Choosing Video Formats

The first digital video standard, ITU-R BT.601, was published in 1982. After more than three decades of working with digital video formats people are still asking the question which format to use and when you should use it. Everyone wants video that can play anywhere, is high quality and has small file size.

A video format is defined by the spatiotemporal characteristics of the video,

  • Spatial resolution
    • Pixels: width and height; aperture (scaling such as anamorphic; cropping); pixel aspect; sampling
    • Gamut and precision: color space (RGB, YCbCr, alpha), subsampling and transform coefficients; depth (number of bits used to represent each color component)
  • Temporal resolution
    • Frame rate in fps (frames per second); some cameras, especially phones, capture varying frame rates depending on light levels
    • Interlaced or progressive

ITU-R Recommendations BT.601 (SDTV), BT.709 (HDTV) and BT.2020 (UHDTV) specify parameters for digital TV systems for production and programme exchange. SMPTE specifies ST 274-2008 (HDTV) and ST 2036-1:2009 (UHDTV). They define the spatiotemporal characteristics listed above.

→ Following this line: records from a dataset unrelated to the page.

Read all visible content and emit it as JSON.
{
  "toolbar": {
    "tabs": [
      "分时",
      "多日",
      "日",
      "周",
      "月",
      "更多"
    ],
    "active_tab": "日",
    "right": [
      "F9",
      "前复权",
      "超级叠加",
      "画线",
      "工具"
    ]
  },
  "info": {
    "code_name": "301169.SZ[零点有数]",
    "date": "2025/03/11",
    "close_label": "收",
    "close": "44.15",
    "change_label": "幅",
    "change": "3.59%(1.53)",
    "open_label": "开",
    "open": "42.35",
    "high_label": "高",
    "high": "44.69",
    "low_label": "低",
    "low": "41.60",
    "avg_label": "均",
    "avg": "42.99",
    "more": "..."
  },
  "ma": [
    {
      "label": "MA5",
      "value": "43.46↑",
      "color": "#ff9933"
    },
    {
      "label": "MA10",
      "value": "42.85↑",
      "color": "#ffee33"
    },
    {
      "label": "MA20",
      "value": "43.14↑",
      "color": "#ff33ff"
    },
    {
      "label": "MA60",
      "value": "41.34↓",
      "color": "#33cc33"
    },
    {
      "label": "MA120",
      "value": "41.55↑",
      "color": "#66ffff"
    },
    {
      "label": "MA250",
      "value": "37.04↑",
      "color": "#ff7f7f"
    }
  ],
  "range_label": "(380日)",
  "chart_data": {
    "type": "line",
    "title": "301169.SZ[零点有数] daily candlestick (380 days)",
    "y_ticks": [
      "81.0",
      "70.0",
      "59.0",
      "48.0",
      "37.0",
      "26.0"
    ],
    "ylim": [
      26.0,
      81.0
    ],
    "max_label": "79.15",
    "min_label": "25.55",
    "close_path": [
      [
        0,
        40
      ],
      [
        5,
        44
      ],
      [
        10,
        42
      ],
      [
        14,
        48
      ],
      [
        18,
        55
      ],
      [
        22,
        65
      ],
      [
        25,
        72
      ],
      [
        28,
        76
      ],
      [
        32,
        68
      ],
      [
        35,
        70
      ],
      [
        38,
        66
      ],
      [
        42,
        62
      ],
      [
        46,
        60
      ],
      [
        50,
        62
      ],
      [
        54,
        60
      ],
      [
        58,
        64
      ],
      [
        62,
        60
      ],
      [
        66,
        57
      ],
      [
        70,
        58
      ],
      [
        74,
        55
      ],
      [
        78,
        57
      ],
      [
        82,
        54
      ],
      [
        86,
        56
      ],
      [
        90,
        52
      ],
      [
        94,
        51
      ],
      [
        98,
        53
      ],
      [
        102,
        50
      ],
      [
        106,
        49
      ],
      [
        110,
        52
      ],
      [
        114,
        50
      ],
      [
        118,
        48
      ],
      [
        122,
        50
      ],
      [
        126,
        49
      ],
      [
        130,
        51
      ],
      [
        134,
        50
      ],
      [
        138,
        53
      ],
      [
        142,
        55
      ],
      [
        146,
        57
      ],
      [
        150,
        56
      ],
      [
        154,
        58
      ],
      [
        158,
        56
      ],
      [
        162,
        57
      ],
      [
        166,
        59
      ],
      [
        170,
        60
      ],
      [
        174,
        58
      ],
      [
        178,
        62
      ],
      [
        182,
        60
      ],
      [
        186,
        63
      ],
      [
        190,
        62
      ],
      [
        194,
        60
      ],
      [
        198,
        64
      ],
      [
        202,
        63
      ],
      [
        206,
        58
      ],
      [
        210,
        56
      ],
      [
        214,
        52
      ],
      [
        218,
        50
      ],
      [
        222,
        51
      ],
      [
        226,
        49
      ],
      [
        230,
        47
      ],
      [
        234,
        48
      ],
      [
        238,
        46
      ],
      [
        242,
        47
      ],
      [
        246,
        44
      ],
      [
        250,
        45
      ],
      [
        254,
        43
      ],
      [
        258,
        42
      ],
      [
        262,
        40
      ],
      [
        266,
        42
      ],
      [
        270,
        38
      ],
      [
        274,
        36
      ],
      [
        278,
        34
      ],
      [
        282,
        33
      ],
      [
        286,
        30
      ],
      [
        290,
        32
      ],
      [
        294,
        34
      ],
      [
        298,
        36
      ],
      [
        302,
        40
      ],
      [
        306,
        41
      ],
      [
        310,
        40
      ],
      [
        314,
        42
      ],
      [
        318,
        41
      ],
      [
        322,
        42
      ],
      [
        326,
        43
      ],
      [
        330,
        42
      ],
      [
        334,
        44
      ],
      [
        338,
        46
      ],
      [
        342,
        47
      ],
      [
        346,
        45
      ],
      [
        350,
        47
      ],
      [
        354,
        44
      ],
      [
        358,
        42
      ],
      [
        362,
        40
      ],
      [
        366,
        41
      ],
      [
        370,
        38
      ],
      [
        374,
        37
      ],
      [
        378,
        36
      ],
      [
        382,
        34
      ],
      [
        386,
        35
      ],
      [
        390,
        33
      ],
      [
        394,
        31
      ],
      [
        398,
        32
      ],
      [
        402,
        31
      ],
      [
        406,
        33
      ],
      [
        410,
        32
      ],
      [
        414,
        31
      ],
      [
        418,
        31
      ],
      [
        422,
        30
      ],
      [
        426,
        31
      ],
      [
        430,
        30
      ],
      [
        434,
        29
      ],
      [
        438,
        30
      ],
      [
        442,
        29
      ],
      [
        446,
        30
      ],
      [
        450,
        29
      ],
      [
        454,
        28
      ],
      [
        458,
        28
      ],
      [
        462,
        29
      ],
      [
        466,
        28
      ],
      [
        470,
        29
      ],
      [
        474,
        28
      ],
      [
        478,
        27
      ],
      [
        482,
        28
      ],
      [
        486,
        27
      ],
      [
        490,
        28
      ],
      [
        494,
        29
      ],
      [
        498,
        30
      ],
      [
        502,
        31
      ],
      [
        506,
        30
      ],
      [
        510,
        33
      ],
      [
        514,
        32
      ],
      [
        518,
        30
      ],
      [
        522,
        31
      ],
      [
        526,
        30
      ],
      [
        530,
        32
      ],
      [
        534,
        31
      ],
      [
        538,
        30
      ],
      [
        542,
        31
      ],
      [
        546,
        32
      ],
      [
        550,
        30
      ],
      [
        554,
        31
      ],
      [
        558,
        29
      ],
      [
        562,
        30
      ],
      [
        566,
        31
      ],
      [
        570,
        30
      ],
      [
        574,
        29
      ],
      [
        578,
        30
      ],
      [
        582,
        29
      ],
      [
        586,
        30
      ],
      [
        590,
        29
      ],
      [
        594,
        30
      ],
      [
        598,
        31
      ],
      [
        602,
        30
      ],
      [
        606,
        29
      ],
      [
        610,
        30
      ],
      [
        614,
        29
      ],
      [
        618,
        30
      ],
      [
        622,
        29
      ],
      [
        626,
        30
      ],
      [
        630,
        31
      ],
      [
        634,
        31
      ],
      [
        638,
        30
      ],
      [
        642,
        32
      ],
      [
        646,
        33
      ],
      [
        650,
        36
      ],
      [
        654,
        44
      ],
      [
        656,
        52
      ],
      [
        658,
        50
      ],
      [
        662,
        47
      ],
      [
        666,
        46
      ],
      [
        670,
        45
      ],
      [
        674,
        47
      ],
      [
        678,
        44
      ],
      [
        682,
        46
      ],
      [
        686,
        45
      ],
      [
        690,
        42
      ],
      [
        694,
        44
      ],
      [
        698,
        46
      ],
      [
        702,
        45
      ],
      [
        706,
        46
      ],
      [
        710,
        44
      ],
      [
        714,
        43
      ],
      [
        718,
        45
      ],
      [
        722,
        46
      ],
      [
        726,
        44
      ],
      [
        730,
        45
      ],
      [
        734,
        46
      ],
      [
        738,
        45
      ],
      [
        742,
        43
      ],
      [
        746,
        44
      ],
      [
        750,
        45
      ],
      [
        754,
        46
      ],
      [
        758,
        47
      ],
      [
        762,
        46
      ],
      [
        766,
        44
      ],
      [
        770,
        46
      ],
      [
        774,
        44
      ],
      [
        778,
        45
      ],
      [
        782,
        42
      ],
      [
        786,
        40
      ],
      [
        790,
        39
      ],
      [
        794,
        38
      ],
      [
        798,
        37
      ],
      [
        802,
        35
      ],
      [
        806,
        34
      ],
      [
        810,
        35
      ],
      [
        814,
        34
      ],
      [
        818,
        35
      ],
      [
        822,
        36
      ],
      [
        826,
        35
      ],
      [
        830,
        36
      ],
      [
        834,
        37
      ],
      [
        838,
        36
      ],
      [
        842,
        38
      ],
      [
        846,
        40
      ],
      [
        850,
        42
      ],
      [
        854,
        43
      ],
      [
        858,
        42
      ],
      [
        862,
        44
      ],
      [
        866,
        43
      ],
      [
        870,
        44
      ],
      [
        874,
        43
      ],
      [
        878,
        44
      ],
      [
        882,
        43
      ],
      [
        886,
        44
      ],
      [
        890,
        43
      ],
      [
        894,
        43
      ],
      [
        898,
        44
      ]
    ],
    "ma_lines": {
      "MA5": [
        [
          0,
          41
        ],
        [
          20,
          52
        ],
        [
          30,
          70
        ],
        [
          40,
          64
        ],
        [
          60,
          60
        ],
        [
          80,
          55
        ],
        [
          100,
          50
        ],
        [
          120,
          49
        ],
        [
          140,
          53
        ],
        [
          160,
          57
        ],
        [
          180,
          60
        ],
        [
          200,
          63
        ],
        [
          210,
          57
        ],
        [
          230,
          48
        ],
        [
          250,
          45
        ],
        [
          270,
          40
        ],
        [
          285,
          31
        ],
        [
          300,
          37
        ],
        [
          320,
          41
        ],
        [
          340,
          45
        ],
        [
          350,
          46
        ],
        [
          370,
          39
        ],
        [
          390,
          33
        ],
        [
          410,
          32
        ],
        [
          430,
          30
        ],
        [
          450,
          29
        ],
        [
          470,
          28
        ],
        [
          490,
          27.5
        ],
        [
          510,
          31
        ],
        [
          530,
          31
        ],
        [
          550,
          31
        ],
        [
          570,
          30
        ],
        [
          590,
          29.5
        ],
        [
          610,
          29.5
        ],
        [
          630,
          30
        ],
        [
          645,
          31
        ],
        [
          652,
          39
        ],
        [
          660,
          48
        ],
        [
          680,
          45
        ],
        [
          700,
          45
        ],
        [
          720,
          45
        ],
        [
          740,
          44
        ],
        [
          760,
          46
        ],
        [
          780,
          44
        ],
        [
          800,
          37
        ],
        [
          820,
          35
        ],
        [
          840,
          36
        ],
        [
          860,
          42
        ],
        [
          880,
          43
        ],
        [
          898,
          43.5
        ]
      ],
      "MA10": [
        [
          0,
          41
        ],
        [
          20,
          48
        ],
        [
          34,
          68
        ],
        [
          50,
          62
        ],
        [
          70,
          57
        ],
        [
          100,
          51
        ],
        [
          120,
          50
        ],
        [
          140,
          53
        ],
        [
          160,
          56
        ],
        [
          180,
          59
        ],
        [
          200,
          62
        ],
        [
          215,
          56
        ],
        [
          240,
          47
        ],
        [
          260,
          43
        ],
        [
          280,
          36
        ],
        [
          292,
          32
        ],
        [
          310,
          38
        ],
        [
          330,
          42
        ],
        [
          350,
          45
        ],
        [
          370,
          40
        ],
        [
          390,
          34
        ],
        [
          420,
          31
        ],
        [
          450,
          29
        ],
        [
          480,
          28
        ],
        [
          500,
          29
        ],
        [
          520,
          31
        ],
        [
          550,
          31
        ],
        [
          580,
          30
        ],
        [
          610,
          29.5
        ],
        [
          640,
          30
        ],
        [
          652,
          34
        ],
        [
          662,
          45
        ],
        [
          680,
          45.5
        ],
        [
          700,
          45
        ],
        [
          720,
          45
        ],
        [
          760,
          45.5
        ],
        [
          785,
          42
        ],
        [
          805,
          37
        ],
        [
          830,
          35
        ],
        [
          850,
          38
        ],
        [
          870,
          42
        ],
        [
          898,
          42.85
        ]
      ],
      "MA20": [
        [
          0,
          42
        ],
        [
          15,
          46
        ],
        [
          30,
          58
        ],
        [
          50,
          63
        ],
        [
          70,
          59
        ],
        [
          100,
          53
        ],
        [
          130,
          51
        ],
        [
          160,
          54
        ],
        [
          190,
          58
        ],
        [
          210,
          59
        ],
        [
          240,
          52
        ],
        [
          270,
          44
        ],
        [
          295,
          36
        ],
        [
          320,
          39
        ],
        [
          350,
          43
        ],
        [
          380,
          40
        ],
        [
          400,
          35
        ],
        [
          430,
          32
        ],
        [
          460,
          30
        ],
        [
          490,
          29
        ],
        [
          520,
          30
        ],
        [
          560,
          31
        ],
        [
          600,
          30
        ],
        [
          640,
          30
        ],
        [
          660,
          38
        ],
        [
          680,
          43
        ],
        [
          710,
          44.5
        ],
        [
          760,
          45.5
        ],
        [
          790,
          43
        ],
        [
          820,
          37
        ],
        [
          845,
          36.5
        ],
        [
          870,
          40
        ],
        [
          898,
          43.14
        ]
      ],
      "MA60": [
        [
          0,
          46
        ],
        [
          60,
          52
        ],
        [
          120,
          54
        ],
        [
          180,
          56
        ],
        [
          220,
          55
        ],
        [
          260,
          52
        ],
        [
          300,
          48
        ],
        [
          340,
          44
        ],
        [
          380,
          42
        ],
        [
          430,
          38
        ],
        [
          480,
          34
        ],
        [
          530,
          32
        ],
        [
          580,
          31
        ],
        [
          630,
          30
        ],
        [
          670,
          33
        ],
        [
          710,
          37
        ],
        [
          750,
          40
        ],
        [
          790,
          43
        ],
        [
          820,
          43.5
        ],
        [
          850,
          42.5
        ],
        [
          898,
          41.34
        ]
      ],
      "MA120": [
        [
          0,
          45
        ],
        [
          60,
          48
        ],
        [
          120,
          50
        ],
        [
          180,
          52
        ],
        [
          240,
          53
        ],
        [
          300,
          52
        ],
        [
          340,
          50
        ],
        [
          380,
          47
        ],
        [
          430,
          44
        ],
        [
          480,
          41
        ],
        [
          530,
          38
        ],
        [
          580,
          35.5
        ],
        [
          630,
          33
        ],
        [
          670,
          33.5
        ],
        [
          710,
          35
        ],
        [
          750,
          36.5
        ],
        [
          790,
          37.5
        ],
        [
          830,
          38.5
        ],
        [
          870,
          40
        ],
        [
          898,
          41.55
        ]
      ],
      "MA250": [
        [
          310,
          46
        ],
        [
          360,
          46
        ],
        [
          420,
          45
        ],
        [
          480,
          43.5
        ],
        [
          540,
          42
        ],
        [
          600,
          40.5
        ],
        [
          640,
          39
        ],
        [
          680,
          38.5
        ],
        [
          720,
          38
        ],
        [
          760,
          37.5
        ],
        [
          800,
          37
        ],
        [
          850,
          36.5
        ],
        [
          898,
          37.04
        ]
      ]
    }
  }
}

Alpha is not a display format parameter, it is for compositing, but a lot of video is composited. Also, YCbCr is actually for efficient storage, almost all video cameras capture some form of RGB but store as YCbCr. So it makes sense to define alpha and YCbCr in a format.

A lot of people would say a video format is the codec. There are three properties that are usually muddled together when people talk about formats,

  1. Spatiotemporal characteristics as listed above
  2. Codec
  3. Container

The codec defines the compression method and the container defines how the data is laid out on disk or in the video stream. The container is important for synchronizing the timing between images and audio and controlling things like what happens if an image isn't decoded properly during reception.

Codecs can store video data using a totally different color space internally, do not specify resolution, frame rate or interlacing; some codecs only work for specific parameters. You can choose almost any codec and container and as long as the compression is good quality, the video will look the same.

Suppose you ask someone to record a clip of "someone playing tennis", they ask you what format and you answer "MPEG-4". So they give you high bit rate QCIF at 48 fps: high quality and small file size. Or maybe they give you 1080P at 15 fps, low bit rate. In both cases the video is compressed with MPEG-4 but probably it's not what you wanted.

Suppose you have some nice video coded with an intermediate codec like ProRes. You transcode it to H.264 to send it to a friend. It's still the same resolution, the quality remains high; perceptually it is the same video. Or maybe it's ProRes in a QuickTime container but you convert it to an MXF container; the source video remains identical.

Codec and container are important details for storage and transmission but only the spatiotemporal parameters define the format because you can change codec and container without changing video quality.

What format should you use ?

Depending on whether you are working in SD, HD or UHD the answer to this question should always start with the reference specification, such as ITU-R BT.XXXX or SMPTE ST XXXX and then specific parameters about spatiotemporal characteristics; e.g.

1920×1080, 30 fps progressive, 8 bits per component, YCbCr 4:2:2, progressive.

Which parameter settings should you use ?

  • Progressive
  • Same or higher resolution than the deliverable
  • 4:4:4, highest available component precision
  • The best quality that you can capture with your camera

Unless you absolutely have no choice, there is no good reason to capture interlaced video. Online video should not be interlaced and if you really must output interlaced you can convert progressive to interlaced.

Downscaled video is much better quality than upscaled so always choose a higher resolution if possible. However, there is probably little benefit in choosing 2K over HD.

Which codec should you use ?

  • The best quality that you can capture with your camera
  • Transcode to an intermediate codec with more color precision for editing, such as ProRes
  • Transcode to the final deliverable at the final step of the editing process — this is very likely inter coded

You should use an intermediate codec for two reasons; (1) if the original is inter coded (e.g. MPEG or H.26x) or if the resolution is very high the resources load will be higher for your editing computer, (2) increasing the mathematical precision will introduce less noise during editing.

This is the choice that has the most effect on the final file size, assuming that resolution has already been chosen. You can now decide the acceptable trade off between file size and final quality.

Note: Intra coded means a frame is coded with no reliance on other frames. Inter coded means frames are predicted from previous and/or future key frames; this gives very high compression but takes more effort to compress/decompress. MPEG and H.26x standards use a mix of intra and inter coded frames.

What container should you use ?

  • It really depends on who will be using the content and what for
  • One that is suitable to encode the metadata you need to attach to the video

 As mentioned earlier, container does not affect quality and has little effect on file size, so this choice is down to preference and convenience.